2.2.2.2 Eigenschaften von Ökosystemen
Der Ökosystembegriff wird durch verschiedene Eigenschaften gekennzeichnet, die auf dem Ansatz der Systemtheorie beruhen. Danach werden Ökosysteme als offene, dynamische und komplexe Systeme klassifiziert. Die Offenheit gibt zum Ausdruck, dass zur Erhaltung des Systemzustands ein Energiefluss sowohl zwischen dem System und seiner Umwelt als auch innerhalb des Systems benötigt wird. Dabei verharren Ökosysteme nicht in einem festen Zustand, sondern weisen verschiedene zeitliche und räumliche Skalen dynamischer Entwicklungen auf. Die hohe Komplexität ergibt sich durch die Vielzahl an Wechselwirkungen zwischen den Akteuren innerhalb des Ökosystems. (vgl. Currie 2010)
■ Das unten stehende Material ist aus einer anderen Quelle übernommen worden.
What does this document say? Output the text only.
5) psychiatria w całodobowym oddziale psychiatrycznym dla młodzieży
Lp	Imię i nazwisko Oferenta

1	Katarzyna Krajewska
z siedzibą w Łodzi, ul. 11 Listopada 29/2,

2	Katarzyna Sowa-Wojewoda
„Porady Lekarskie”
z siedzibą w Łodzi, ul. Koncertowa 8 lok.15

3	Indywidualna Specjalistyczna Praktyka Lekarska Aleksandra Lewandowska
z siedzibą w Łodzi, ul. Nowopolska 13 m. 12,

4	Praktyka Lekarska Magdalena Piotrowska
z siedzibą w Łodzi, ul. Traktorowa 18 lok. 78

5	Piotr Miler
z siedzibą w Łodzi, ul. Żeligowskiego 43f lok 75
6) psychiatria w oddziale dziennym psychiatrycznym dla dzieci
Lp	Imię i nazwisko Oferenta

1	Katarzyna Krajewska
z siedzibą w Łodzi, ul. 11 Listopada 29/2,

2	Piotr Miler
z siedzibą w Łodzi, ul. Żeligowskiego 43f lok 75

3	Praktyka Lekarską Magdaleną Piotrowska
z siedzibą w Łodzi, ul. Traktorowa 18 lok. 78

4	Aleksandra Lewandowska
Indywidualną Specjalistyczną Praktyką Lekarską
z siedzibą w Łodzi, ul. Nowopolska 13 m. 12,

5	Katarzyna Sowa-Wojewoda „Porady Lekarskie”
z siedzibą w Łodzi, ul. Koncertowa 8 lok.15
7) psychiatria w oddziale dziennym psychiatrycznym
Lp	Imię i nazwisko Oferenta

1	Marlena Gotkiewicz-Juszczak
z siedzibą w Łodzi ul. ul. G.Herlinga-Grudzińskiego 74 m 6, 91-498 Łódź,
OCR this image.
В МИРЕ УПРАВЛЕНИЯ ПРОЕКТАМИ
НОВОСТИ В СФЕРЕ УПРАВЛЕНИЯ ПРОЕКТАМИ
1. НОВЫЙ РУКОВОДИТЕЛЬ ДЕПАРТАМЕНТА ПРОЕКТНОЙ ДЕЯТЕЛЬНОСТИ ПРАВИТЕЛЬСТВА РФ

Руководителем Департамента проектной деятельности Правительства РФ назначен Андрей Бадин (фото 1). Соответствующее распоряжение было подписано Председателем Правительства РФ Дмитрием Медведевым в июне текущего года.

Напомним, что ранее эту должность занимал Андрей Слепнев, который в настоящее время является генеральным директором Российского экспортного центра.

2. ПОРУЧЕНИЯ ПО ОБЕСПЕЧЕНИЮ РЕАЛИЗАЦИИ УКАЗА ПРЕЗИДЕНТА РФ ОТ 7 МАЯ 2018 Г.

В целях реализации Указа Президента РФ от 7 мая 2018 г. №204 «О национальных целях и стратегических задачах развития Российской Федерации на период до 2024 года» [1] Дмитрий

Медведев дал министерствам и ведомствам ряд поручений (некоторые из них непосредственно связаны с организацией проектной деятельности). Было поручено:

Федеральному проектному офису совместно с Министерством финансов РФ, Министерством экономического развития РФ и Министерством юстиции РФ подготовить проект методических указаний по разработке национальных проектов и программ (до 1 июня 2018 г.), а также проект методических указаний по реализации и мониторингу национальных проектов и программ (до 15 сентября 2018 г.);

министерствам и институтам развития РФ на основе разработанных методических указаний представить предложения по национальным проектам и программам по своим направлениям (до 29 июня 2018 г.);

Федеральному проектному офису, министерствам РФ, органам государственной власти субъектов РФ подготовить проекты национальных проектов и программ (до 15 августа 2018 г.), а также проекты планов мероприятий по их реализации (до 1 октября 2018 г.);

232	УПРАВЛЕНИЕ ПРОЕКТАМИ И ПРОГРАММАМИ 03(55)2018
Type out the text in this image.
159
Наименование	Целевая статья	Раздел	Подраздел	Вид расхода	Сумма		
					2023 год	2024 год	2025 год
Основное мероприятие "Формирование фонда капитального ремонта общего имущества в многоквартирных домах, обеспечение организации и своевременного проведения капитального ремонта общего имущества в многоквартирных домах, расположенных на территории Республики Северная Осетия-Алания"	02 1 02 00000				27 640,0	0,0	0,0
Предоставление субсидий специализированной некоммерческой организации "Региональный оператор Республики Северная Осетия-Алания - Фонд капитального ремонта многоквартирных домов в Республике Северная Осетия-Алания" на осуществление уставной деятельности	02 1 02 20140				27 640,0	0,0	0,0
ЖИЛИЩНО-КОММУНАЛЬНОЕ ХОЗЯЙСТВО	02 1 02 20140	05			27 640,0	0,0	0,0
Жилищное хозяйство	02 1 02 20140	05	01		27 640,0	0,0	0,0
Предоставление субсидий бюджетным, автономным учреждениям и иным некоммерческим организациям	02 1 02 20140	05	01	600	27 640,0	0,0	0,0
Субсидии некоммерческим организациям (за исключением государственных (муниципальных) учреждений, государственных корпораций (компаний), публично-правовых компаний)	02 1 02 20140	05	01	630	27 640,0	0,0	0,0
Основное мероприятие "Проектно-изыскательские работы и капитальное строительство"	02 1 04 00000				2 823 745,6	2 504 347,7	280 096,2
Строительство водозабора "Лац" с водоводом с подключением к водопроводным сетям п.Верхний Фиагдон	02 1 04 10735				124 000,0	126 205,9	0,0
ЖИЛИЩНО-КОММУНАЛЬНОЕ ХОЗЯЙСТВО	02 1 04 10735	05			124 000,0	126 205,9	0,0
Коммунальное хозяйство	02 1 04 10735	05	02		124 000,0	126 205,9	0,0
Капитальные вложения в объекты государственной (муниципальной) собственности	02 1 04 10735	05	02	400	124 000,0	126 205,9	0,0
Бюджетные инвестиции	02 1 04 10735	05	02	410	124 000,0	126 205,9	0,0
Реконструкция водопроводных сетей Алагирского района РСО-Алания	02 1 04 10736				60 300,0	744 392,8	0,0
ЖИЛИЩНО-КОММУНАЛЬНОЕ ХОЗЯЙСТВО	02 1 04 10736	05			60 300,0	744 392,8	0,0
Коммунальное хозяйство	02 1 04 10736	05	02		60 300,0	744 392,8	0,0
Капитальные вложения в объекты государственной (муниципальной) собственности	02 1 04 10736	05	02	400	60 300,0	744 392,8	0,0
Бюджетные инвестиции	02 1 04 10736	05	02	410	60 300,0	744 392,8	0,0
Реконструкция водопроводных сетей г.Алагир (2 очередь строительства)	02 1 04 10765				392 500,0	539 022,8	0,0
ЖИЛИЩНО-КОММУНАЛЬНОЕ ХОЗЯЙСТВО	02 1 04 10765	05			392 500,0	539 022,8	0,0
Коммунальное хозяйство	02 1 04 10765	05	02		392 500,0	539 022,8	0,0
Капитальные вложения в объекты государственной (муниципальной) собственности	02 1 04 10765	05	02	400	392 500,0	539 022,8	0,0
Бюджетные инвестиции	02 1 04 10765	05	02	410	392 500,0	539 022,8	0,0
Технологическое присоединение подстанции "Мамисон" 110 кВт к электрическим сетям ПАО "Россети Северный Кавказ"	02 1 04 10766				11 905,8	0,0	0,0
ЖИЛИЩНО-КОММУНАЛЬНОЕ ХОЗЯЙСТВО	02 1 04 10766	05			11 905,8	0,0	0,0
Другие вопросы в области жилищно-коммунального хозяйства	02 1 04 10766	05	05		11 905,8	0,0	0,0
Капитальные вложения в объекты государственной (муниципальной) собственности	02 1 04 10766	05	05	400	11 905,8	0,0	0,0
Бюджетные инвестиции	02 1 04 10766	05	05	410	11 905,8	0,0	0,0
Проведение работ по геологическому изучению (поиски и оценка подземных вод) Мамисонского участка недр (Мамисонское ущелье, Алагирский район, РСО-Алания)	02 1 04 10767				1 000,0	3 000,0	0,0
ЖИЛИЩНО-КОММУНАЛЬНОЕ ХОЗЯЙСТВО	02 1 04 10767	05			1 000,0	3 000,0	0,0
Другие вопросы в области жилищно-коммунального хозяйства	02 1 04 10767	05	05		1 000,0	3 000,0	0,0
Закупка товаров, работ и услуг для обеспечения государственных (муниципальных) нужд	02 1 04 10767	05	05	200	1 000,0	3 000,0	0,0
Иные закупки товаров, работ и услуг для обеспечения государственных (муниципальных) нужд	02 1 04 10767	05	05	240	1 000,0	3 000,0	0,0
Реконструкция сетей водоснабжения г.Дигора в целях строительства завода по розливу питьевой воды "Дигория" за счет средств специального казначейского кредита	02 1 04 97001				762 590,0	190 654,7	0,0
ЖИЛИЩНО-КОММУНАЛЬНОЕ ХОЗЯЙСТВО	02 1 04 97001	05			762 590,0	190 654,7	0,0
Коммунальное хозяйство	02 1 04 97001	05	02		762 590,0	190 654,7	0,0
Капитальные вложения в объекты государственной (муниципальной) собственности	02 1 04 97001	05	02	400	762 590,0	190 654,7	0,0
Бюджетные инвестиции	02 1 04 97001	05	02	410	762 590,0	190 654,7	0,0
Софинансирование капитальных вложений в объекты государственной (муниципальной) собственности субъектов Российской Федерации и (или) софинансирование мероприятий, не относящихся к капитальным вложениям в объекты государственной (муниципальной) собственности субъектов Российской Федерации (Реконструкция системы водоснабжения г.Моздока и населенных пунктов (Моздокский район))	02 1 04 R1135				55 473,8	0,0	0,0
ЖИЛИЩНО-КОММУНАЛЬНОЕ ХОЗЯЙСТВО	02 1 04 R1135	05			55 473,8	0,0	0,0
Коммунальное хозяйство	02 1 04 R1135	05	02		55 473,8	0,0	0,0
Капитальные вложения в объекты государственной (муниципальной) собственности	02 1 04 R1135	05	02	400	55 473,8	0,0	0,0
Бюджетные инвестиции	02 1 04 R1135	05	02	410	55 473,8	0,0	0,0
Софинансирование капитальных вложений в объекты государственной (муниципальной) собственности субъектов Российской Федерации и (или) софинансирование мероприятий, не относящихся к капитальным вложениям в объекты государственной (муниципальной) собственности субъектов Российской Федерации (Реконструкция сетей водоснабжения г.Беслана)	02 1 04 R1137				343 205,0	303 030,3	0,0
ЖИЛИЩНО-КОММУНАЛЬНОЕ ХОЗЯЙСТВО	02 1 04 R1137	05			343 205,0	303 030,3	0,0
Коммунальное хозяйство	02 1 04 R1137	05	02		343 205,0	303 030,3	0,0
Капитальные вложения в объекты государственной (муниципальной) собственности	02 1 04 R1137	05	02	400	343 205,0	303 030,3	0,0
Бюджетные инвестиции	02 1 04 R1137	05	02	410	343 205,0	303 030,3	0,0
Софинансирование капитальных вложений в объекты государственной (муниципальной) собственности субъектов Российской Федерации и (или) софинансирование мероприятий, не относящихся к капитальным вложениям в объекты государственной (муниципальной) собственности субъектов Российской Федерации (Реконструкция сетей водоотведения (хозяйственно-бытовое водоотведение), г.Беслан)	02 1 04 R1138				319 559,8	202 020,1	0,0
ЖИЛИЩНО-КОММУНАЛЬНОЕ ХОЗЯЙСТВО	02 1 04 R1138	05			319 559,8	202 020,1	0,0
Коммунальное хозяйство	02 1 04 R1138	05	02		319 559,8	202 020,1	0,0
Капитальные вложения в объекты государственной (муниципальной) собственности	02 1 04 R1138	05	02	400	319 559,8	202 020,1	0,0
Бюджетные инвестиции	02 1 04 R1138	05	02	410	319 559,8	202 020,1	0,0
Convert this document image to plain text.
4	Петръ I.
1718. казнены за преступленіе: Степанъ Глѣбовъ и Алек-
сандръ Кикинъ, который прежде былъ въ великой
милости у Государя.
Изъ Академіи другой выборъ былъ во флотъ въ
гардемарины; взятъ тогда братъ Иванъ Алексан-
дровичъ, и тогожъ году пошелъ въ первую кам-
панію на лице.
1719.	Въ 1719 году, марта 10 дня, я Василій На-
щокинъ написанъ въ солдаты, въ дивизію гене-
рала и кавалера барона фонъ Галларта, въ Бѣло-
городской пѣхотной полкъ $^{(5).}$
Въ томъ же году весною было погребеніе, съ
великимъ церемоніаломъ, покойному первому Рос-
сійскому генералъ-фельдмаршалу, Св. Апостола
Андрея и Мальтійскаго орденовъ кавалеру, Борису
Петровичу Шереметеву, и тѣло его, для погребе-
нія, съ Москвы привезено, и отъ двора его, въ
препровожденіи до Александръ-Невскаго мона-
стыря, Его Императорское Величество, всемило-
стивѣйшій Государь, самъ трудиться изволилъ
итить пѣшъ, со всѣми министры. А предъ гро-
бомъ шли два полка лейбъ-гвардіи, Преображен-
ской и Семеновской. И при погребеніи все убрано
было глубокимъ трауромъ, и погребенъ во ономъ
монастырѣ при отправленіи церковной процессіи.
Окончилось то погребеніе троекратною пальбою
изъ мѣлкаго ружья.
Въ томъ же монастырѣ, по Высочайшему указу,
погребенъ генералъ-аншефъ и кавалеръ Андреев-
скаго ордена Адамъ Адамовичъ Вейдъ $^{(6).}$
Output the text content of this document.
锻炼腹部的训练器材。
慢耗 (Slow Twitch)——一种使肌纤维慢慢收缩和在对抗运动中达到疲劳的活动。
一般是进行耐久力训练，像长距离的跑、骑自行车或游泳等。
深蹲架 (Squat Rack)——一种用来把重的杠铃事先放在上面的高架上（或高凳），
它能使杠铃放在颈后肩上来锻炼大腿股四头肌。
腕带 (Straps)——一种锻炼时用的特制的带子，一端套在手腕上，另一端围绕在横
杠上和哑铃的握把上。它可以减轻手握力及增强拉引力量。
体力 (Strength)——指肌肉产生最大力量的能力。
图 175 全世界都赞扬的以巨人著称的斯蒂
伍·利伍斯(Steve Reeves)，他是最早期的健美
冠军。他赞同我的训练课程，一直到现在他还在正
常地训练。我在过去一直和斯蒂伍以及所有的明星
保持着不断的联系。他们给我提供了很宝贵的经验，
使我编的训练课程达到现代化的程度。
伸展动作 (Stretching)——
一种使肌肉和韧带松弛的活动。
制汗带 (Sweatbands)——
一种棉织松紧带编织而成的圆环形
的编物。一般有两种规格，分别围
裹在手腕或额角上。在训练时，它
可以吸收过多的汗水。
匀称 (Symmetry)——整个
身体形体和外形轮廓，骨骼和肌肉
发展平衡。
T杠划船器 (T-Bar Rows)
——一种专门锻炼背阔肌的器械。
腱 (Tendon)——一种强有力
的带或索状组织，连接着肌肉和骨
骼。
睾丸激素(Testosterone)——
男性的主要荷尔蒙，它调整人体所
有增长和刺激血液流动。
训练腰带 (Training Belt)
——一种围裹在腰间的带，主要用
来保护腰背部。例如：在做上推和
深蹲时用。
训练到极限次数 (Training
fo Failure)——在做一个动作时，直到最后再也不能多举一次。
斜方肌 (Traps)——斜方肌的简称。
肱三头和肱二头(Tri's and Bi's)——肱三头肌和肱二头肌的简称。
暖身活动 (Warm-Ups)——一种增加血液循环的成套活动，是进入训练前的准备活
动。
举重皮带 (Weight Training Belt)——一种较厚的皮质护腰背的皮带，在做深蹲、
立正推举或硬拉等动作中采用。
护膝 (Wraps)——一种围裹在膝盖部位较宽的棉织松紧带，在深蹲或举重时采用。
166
Unter Berücksichtigung dieses systemtheoretischen Ansatzes können einem Ökosystem drei wesentliche Eigenschaften zugewiesen werden: Netzwerkcharakter, Plattformen und Co-Evolution (vgl. Jansen et al. 2013). Das erste Merkmal besagt, dass ein Ökosystem ein lose gekoppeltes Netzwerk von Akteuren ist, in dem alle Teilnehmer bestrebt sind, einen Wertbeitrag für das gesamte System zu leisten (ebd.). Die Aktivitäten zwischen den Akteuren sind dabei durch die komplexen und dynamischen Wechselwirkungen geprägt, die über die traditionelle lineare Wertschöpfungskette hinausgehen (vgl. Oliviera & Loscio 2018, S. 2). Das zweite Merkmal umfasst „Plattformen“ (z. B. Dienste, Tools oder Technologien), welche die Akteure des Ökosystems nutzen können, um zur Wertschöpfung im Ökosystem beizutragen (vgl. Jansen et al. 2013). Als bekannte Beispiele für solche Plattformen in einem digitalen Ökosystem sind die mobilen Betriebssysteme iOS und Android zu nennen (vgl. Jansen 2011, S. 2). Schließlich ermöglicht das Ökosystem die „Entwicklung“ der Akteure, indem durch die Zusammenarbeit und Verbindung zwischen Akteuren aus verschiedenen Fach- und Wissensbereichen eine Bündelung von Fähigkeiten und Ressourcen entsteht (ebd.).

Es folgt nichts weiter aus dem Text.